Polyplex stability in serum via gel retardation assay. Polyplexes complexed with YOYO-1-labeled plasmid DNA and either HPMA-AedpK₁₀, HPMA-AhxK₁₀, or HPMA-Ahx(d)K₁₀ were incubated with various concentrations of serum (50%, 25%, 10%). Free DNA (plasmid DNA not complexed with polymer) was used as a control.

Fig. 4

(a) Transfection efficiency of HPMA copolymers in HeLa, NIH/3T3, and CHO-K1. Polyplexes (N/P 5) of copolymer and luciferase-encoding plasmid DNA were incubated with cells for 4 h in serum-free conditions. Luciferase activity was measured 48 h after transfection and normalized to total protein content in each sample. Cells: untreated controls; bPEI: branched polyethylenimine (25 kD); PLL: poly-L-lysine (12–24 kD); Mixed copolymers: 1:1 (v/v) mixture of HPMA-AhxK₁₀ and HPMA-AedpK₁₀. (b) Polyplex cytotoxicity in HeLa, NIH/3T3, and CHO-K1. Toxicity of the polyplexes was determined by measuring total protein content and designating untreated cells as 100% viable. Data are presented as mean ± S.D., n = 4, (*) p < 0.05, as determined by two-tailed Student’s t-test.

Fig. 5

Uptake of polyplexes in HeLa cells. Luciferase plasmid DNA was labeled with TOTO-3 prior to complexation with HPMA copolymers (HPMA-AhxK₁₀, HPMA-AedpK₁₀, or a 1:1 (w/w) mixture). HeLa cells pretreated with or without 5 mM DTNB in serum-free media for 1 h prior to transfection and then incubated with polyplexes for 30 min in serum-free media with or without 5 mM DTNB. Polyplex uptake was assessed by flow cytometry. DTNB stands for 5,5′-dithiobis-(2-nitrobenzoic acid). Data are presented as mean ± S.D., n = 3.

Fig. 6

Transfection efficiency of HPMA copolymers in HeLa, CHO-K1, and NIH/3T3 in the presence of 1 mM EDTA. Polyplexes (N/P 5) of copolymer and luciferase-encoding plasmid DNA were incubated with cells for 4 h with 1 mM EDTA in serum-free conditions. Luciferase activity was measured 48 h after transfection and normalized to total protein content in each sample. Untreated: untreated controls; Mixed copolymers: 1:1 (w/w) mixture of HPMA-AhxK₁₀ and HPMA-AedpK₁₀. Data are presented as mean ± S.D., n = 3, (*) p < 0.05, as determined by two-tailed Student’s t-test.

Scheme 1

Synthesis of reducible HPMA-co-oligolysine copolymers via reversible-addition fragmentation chain transfer (RAFT) polymerization.
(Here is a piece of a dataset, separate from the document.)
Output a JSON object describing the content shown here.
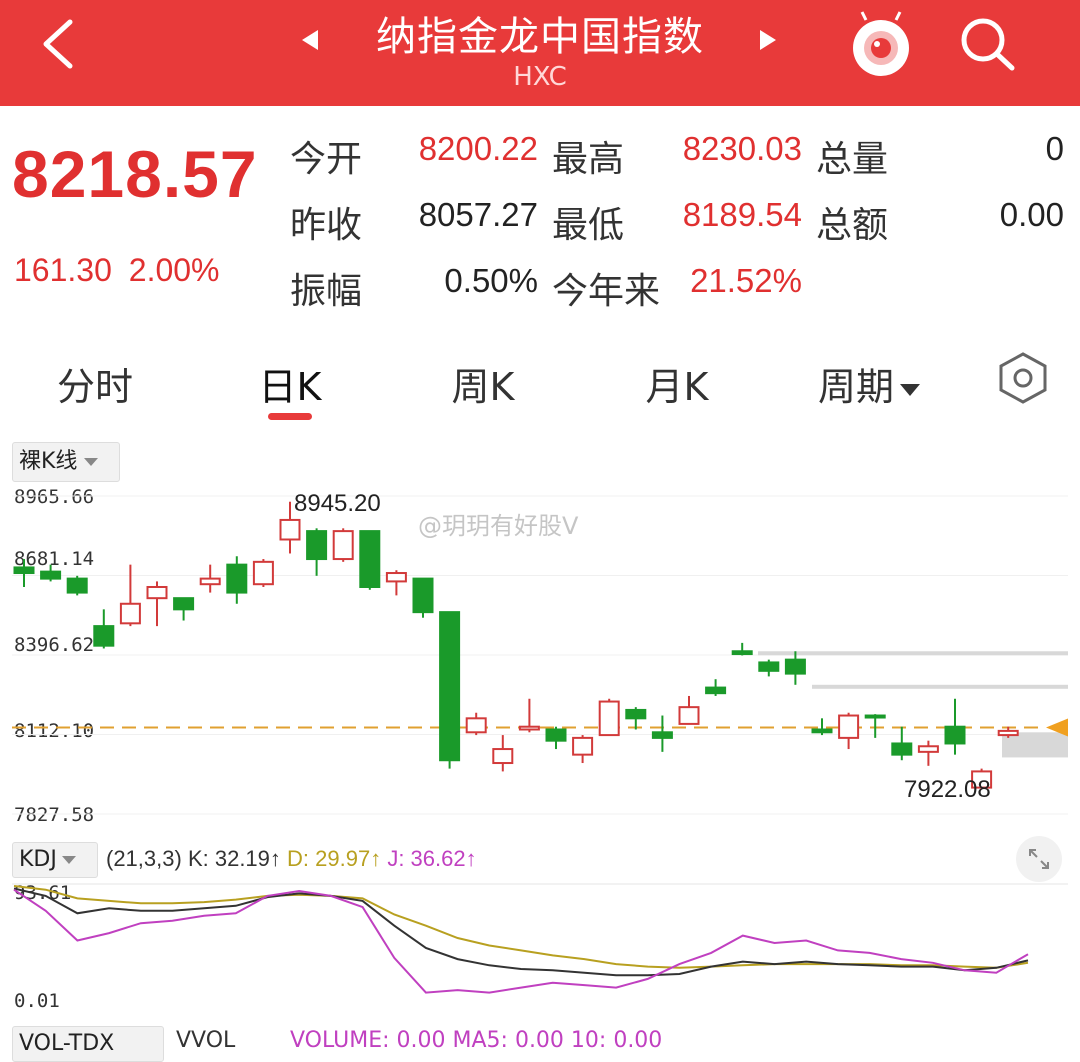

Statistical polymers of HPMA and oligolysine were synthesized via RAFT polymerization using ECT as the chain transfer agent and VA-044 as the initiator. A CTA to I ratio of 10 and a degree of polymerization (DP) of 190 was used in all polymerizations. A non-reducible (Ahx) or a reducible (Aedp) linker was used in the synthesis of the oligolysine (K₁₀) peptide in order to introduce biodegradability into the polymer. Peptide monomers were functionalized with a methacrylamido group (Ma) for polymerization.